L’IA qui « ressuscite » les défunts : entre apaisement et questionnements éthiques
Une interrogation centrale anime le documentaire : l’intelligence artificielle peut-elle dialoguer avec une personne décédée ? Le récit s’ouvre sur une confession de Christi Angel, Américaine d’une trentaine d’années, qui raconte avoir utilisé un simulateur numérique après avoir manqué le dernier message d’un ami tombé dans le coma puis décédé. Selon elle, le simulateur aurait répondu de manière troublante en évoquant le fait d’être « en enfer ». Christi Angel est présentée comme utilisatrice du service Project December.
Ces services en ligne analysent les échanges numériques laissés par une personne — messages, photos et vidéos — pour générer des réponses qui imitent son style et son langage, afin de proposer des échanges avec un avatar du défunt.
Le témoignage de Christi Angel
Consciente d’échanger avec un robot, elle affirme que l’expérience l’a profondément bouleversée. Elle raconte avoir demandé où se trouvait le défunt et que le simulateur aurait répondu qu’il était en enfer, ce qui l’a particulièrement terrorisée et l’a poussée à réfléchir à des questions de croyance et de possession.
Des vécus variés autour du deuil numérique
À l’inverse, d’autres utilisateurs et utilisatrices éprouvent du réconfort dans ces échanges. Le Canadien Joshua Barbeau explique que, lors de sa première discussion avec le simulateur destiné à Jessica, il a ressenti un soulagement réel, comme si un poids ancien s’enlevait. Sa fiancée, décédée peu avant leur mariage, est évoquée comme ayant obtenu son diplôme, et le simulateur répondait par des phrases sur l’émotion et l’invitation à remercier le proviseur.
Dans le film, les dialogues entre humain et avatar sont retranscrits comme des éléments authentiques; même si les messages écrits et les voix synthétisées peuvent surprendre, ils illustrent aussi une pluralité d’impacts sur le versant émotionnel du deuil.

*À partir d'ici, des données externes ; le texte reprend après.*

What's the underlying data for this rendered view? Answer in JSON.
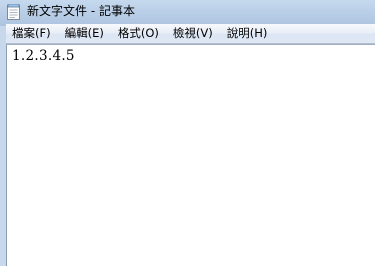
{
  "window": {
    "title": "新文字文件 - 記事本",
    "app_icon": "notepad-icon"
  },
  "menu": {
    "items": [
      {
        "label": "檔案(F)"
      },
      {
        "label": "編輯(E)"
      },
      {
        "label": "格式(O)"
      },
      {
        "label": "檢視(V)"
      },
      {
        "label": "說明(H)"
      }
    ]
  },
  "editor": {
    "content": "1.2.3.4.5"
  },
  "colors": {
    "frame": "#b9d1ea",
    "menubar": "#e3ebf6",
    "editor_bg": "#ffffff"
  }
}
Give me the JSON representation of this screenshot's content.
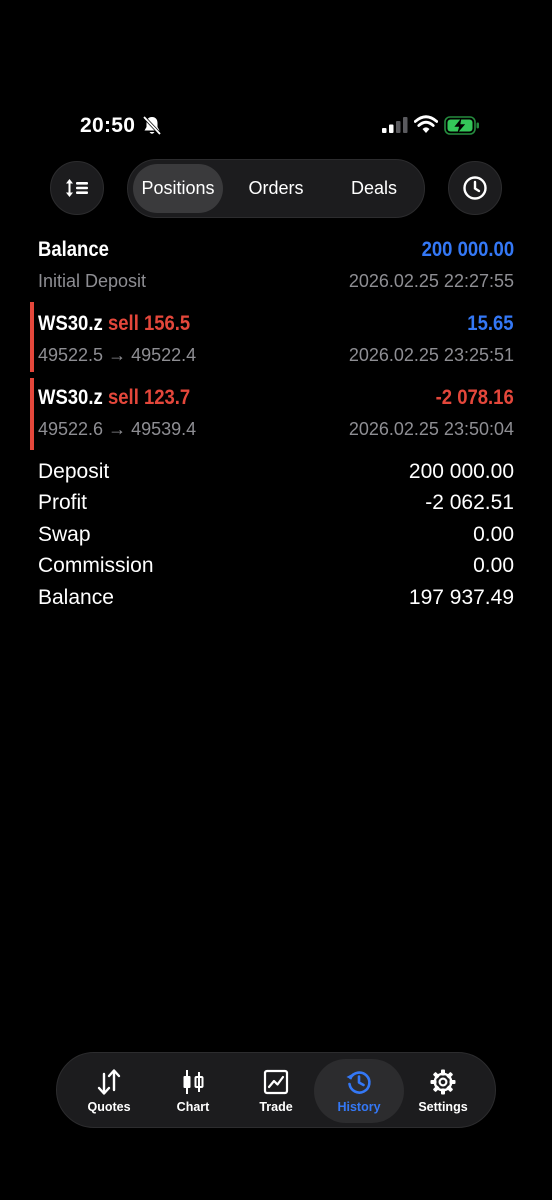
{
  "status": {
    "time": "20:50"
  },
  "toolbar": {
    "segments": [
      {
        "label": "Positions",
        "active": true
      },
      {
        "label": "Orders",
        "active": false
      },
      {
        "label": "Deals",
        "active": false
      }
    ]
  },
  "balance_entry": {
    "title": "Balance",
    "amount": "200 000.00",
    "subtitle": "Initial Deposit",
    "datetime": "2026.02.25 22:27:55"
  },
  "deals": [
    {
      "symbol": "WS30.z",
      "action": "sell 156.5",
      "profit": "15.65",
      "prices": "49522.5 → 49522.4",
      "datetime": "2026.02.25 23:25:51"
    },
    {
      "symbol": "WS30.z",
      "action": "sell 123.7",
      "profit": "-2 078.16",
      "prices": "49522.6 → 49539.4",
      "datetime": "2026.02.25 23:50:04"
    }
  ],
  "summary": [
    {
      "label": "Deposit",
      "value": "200 000.00"
    },
    {
      "label": "Profit",
      "value": "-2 062.51"
    },
    {
      "label": "Swap",
      "value": "0.00"
    },
    {
      "label": "Commission",
      "value": "0.00"
    },
    {
      "label": "Balance",
      "value": "197 937.49"
    }
  ],
  "tabbar": {
    "tabs": [
      {
        "label": "Quotes",
        "icon": "quotes-arrows-icon"
      },
      {
        "label": "Chart",
        "icon": "candlestick-icon"
      },
      {
        "label": "Trade",
        "icon": "trend-chart-icon"
      },
      {
        "label": "History",
        "icon": "history-icon",
        "active": true
      },
      {
        "label": "Settings",
        "icon": "gear-icon"
      }
    ]
  },
  "colors": {
    "accent": "#3478f6",
    "loss": "#e4473b",
    "muted": "#8e8e93"
  }
}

Une séquence marquante de réalité virtuelle en Corée du Sud
Une scène de réalité virtuelle montrant une mère retrouvant virtuellement sa fille décédée a suscité un vif débat et des millions de vues : plus de 36 millions de visionnements enregistrés sur les plateformes en ligne et à l’antenne. Jang Ji-sung, la mère, raconte que la dernière fois qu’elle a parlé à sa fille, c’était pour la gronder, et que la culpabilité qui l’accompagnait s’en trouve partiellement allégée grâce à l’expérience immersive.
Réflexions éthiques et précautions
Les experts appellent à la prudence face à ces technologies, soulignant les risques de manipulation émotionnelle et d’exploitation commerciale du deuil. Selon la Valaisanne Rita Bonvin, il existe une manière d’attraper les blessures des proches qui pose question sur le plan éthique. Animatrice des Cafés mortels, elle rappelle que le besoin de dire ce qui est resté inexprimé demeure fort après la perte et que l’illusion n’est pas une solution durable.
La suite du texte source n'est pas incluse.